Kaepernick had been in Miami to work out before the 49ers' offseason program. Boldin and wide receiver Quinton Patton took part in those sessions, not just to break a sweat, but to help Kaepernick refine his timing on passes.

"He has a big-time arm that, on quick-in throws, he can get the ball to featured guys pretty easily," said the defensive coordinator who wished to remain anonymous. The coordinator also downplayed Kaepernick's progression-reading woes.

Roger Theder, a former Cal coach who tutored Kaepernick in his Pitman High-Turlock days before the 49ers drafted him in 2011, likes what he sees from his former pupil, both technically and mentally.
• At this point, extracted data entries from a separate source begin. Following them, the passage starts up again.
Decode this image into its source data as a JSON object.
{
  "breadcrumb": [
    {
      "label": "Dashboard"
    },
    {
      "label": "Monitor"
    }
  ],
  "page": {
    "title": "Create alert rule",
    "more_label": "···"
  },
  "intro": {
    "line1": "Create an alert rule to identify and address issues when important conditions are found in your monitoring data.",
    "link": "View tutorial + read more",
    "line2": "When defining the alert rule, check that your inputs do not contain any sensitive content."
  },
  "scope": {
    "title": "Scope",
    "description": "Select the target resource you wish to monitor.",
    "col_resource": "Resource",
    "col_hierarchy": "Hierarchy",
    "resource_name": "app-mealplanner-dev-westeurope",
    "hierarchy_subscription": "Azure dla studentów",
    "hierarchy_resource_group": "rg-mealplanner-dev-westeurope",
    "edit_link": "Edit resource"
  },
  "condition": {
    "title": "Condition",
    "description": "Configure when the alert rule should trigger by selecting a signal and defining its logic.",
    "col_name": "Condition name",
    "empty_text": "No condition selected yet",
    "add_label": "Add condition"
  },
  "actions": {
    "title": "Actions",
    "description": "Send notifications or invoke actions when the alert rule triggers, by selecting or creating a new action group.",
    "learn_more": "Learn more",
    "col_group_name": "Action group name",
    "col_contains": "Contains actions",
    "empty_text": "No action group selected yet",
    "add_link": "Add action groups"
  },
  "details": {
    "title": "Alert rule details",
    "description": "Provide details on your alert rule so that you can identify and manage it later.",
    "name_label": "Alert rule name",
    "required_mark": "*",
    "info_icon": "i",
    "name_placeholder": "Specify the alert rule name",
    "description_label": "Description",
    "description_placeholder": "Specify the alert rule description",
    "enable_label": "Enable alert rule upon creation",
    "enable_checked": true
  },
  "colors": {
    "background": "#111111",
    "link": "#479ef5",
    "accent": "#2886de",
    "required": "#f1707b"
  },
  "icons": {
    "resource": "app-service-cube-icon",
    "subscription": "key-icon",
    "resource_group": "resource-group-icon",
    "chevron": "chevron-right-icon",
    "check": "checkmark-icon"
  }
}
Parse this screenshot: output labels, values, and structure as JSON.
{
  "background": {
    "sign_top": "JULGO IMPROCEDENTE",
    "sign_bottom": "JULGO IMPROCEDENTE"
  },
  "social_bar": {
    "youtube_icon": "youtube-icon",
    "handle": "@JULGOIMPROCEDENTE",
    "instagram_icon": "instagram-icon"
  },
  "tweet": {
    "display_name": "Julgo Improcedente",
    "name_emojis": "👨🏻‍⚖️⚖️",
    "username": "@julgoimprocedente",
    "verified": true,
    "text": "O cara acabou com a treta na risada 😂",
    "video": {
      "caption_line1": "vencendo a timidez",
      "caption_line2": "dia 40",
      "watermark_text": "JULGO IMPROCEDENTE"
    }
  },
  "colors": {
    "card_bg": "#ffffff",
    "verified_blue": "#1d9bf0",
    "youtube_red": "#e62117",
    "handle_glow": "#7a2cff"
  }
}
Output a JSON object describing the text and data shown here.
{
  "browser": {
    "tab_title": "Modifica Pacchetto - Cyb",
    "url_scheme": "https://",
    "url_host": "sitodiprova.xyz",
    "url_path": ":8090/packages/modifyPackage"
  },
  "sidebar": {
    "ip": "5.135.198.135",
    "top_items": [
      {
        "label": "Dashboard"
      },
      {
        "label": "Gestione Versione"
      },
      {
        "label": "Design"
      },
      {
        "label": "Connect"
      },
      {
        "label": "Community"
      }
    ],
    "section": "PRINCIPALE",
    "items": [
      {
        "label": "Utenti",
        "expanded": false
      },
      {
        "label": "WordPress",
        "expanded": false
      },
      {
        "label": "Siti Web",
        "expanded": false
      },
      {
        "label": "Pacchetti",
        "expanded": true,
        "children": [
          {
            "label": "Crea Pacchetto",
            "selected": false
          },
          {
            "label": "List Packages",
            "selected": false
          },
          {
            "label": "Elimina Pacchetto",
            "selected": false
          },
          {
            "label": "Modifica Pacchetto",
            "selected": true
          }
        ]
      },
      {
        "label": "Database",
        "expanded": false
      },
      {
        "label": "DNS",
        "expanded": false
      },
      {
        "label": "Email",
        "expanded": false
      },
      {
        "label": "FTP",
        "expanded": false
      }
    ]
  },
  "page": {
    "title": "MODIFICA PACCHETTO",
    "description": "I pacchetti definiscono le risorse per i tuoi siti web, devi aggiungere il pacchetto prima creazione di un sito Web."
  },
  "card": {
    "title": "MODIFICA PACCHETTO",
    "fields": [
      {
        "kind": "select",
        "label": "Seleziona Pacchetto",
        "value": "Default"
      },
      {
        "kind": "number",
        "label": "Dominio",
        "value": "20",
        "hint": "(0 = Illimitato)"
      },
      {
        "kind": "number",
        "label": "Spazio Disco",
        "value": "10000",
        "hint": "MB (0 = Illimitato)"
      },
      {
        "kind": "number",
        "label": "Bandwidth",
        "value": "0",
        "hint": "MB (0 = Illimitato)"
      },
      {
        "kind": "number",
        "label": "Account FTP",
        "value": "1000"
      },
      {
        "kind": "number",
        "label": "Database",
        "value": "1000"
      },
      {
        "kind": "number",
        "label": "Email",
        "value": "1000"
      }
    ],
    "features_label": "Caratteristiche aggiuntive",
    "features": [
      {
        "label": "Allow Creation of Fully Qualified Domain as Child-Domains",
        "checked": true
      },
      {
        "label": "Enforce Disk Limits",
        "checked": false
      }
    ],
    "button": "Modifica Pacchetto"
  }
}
"Colin stands tall, has a narrow base, throws really well, turns his shoulder really well," Theder said. "And he's got that great work ethic."

To make play calls easier and cut down on play-clock woes, the 49ers simplified this season's playbook, so much so that coach Jim Harbaugh described Kaepernick's expertise as "auto-correct" mode.

This is the job Kaepernick craved since he was a kid helping the Turlock Vikings win trophies as a quarterback and safety. He has been a relentless competitor ever since, said his father, Rick, who linked that trait to a motivational poster that hung next to his bed.

"The power to win must come from within," read the poster, featuring a player trying to break a tackle to dive for the goal line.

Asked about it after a 49ers practice, Kaepernick said the poster "was just another reminder that if you're going to do something, the biggest factor is you. 'How much do you want it? How much work are you willing to put in to accomplish it?' ... It made it that much easier to wake up and say, 'OK, if I want this, I'm going to go after it.' "

Those words came shortly after an extra workout on an otherwise deserted practice field. A couple hours earlier, he had been practicing with his fellow quarterbacks. Of course it was Kaepernick who first nailed a fade pass into that butterfly net.

"I look at guys and ask how would I like to coach against them," Madden said. "He'd be a pain in the butt. He has the arm, athletic ability, he can move in the pocket, he can run with the ball, he can run fast with the ball.

"I think he's great, not just with the things he does, but what he is capable of doing."